Volume Two—Chapter Four.

Jared’s Home.

“Well, Mr Ruggles, and how is little Pine?” said Mrs Jared, entering the room in Duplex Street, where industrious Tim was busily at work.

“Don’t know what to say, ma’am,” said Tim; “but somehow I fancy she’s better since I changed her oil. This one seems to agree with her different to what the last one did. Oils varies a deal.”

“No doubt,” said Mrs Jared, smiling; “but I should have more faith in keeping her well wrapped up and out of the night air.”

“I do keep her out of it, ma’am,” said Tim, talking away, but busy still over his work. “I take all the care I can of her; but what we want is warm weather to bring her round. Summer weather’s what we want; and there’s such a very little of it yet. It’s like everything else in London, ma’am—terribly adulterated.
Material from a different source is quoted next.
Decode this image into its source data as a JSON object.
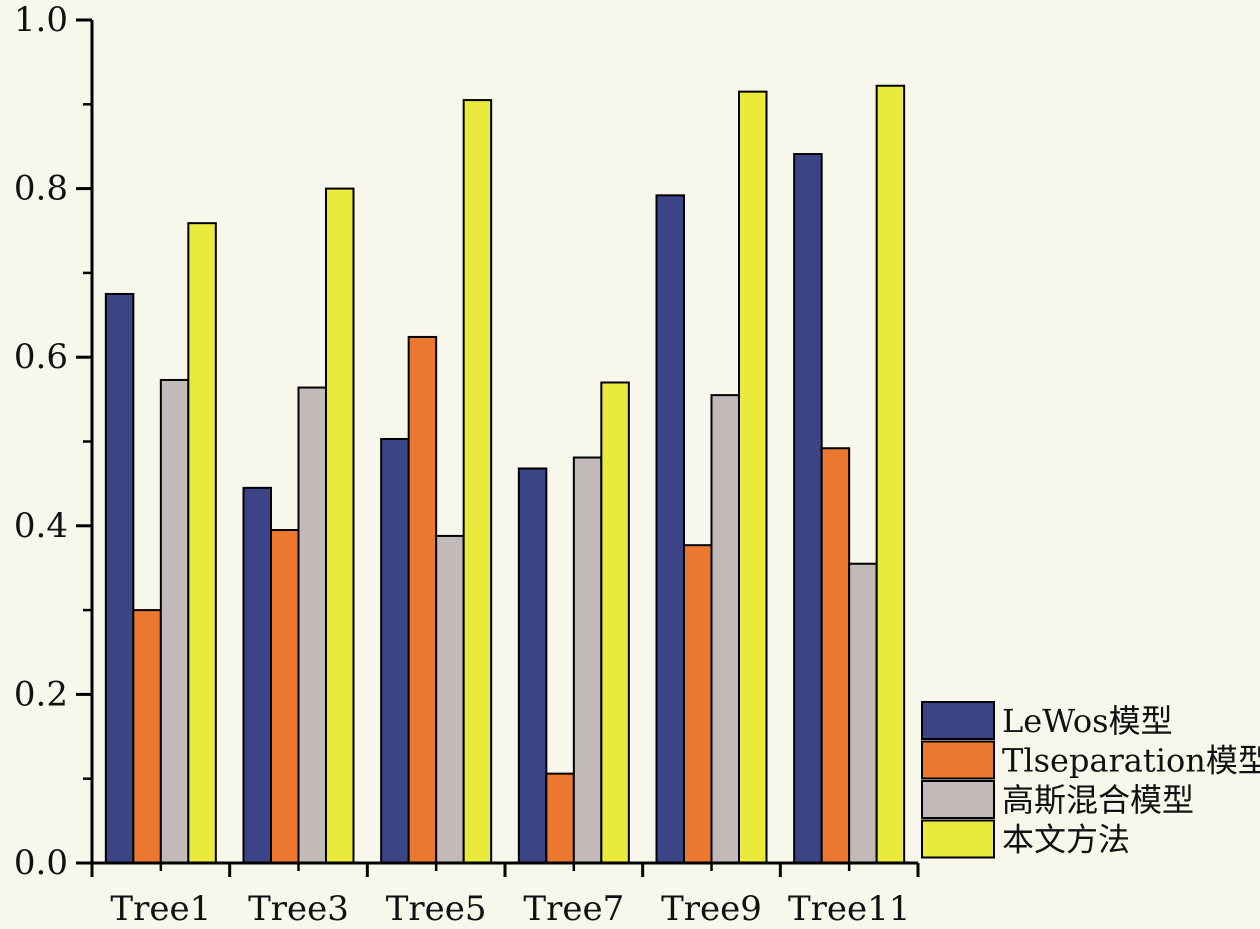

The oil’s adulterated, the milk’s adulterated, bread’s adulterated; everything is, ma’am, more or less, that we poor people buy; and I know we pay ten per cent, more for our things, ma’am, than the rich do; while, because things ain’t bad enough for us, we get our fresh air stale and fouled with blacks. As for our summer, what we get of it, that’s all adulterated with cold biting easterly winds. Summers seem to me, ma’am, to get shorter every year; but, for all that, I shall be glad when the summer does come.” And then, to give emphasis to his remarks, Tim brought his iron down thump upon the floor where he was seated.

Then there was a busy pause, during which time Jared was inspecting the lungs of a concertina, and, by means of his glue-pot, affixing soft patches of leather inside where failing spots were visible, Mrs Jared dividing her time between helping Patty over some garment and nursing the youngest Pellet, who sat watching Janet, staying with them for the evening.

“Strange thing this—terribly strange thing this about our poor-box, isn’t it?” said Jared. “Seems that there’s no mistake about it; but that it has been robbed again and again. Mrs Ruggles told you, I suppose?”

“Yes, sir, yes,” said Tim; “quite startled me, it did. But there! Lord bless you, sir, there’s people in this great London of ours would rob themselves, let alone other people, or church, or poor-boxes.”

“Ah!” said Jared, “it is startling. Mr Timson’s been talking to me about it. Sovereign of the vicar’s one time, half-a-crown another, crown-piece another. No doubt about it, for it seems Mr Gray’s been trying experiments.”

“Experiments!” said Mrs Jared.

“Yes; setting traps to find out the offender.”

“But, surely, it must be a mistake,” said Patty. “No one would be so wicked as to rob a church.”

“Well, I don’t know, my dear; money’s money,” said Jared; “and your Uncle Richard says it’s everything. There are plenty of people who value money more than religion.”

Jared was silent for business reasons now, since he was holding a piece of leather in his mouth, his hands being occupied by the concertina-bellows and glue-brush.

“You’re about right, sir,” put in Tim, who was busy over a shrinking operation upon one of Jared’s waistcoats, a proceeding which left room for the elision of the worn parts, so that it might fit a small person. “No idea, I s’pose, of who it could be, sir?”

“Not the slightest,” replied Jared, after placing his piece of leather in situ, and then preparing, with his scissors, a scrap for another part. “Glad if I had, for the rascal deserves to be punished. A man who would rob the poor, would rob—would—would do anything. Stir the fire under the glue-pot, Patty, my dear. Puts one in mind of a camp-kettle, don’t it?” he said, as the young girl stirred the glowing coals, and made the flame dance about the little vessel, hung from a hook in the chimney.

The little iron kettle began to sing, and Tim raised his eyes above his spectacles to peer round the room before taking a fresh hold of the garment upon which he was employed.

“Ah!” said Jared, after an interval of silence, “it’s a strange thing about that money. Poor Mr Gray’s in a sad way about it. He named it to me—says it’s so grievous, and that he thinks more of the crime than of the value of the money twenty times over.”